Since Barrett joined the Supreme Court, these dissenters have been lonely and powerless, and there’s no reason to think that things will change when Breyer formally steps down this summer and Ketanji Brown Jackson takes his seat. Because of this powerlessness to move the law, or at least to protect what’s left of it, they can only protest—and do so loudly, with arguments, and as much moral clarity as possible. In this regard, perhaps the most striking feature of their joint dissent, which extends for 60 pages and includes an appendix explaining how the majority distorted the principle of stare decisis to reach a desired outcome, is its focus on power. Their opinion includes a citation to one of Justice Thurgood Marshall’s final warnings as he was preparing to step down in 1991, only one year before the fate of abortion rights, then in their youth, seemed to hang by a thread: “Power, not reason, is the new currency of this Court’s decisionmaking,” Marshall wrote.
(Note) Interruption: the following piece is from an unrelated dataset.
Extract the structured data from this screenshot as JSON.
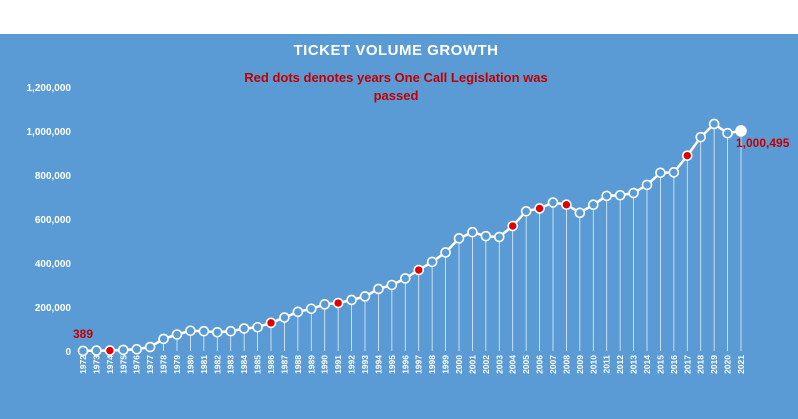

That section of the dissenters’ opinion, which begins on page 57 and runs for a few pages, is worth reading in full, because it lays out the stakes of what it means to wield power simply because new justices believe in a “new doctrinal school,” act “by dint of numbers,” or simply because they can. Power in numbers, not reason, is indeed what drives this Supreme Court, which continues to slash and burn without regard for its standing in the eyes of the public, already at its lowest in history. “For all of us, in our time on this Court, that has never been more true than today,” the dissenters continue. “In overruling Roe and Casey, this Court betrays its guiding principles. With sorrow—for this Court, but more, for the many millions of American women who have today lost a fundamental constitutional protection—we dissent.”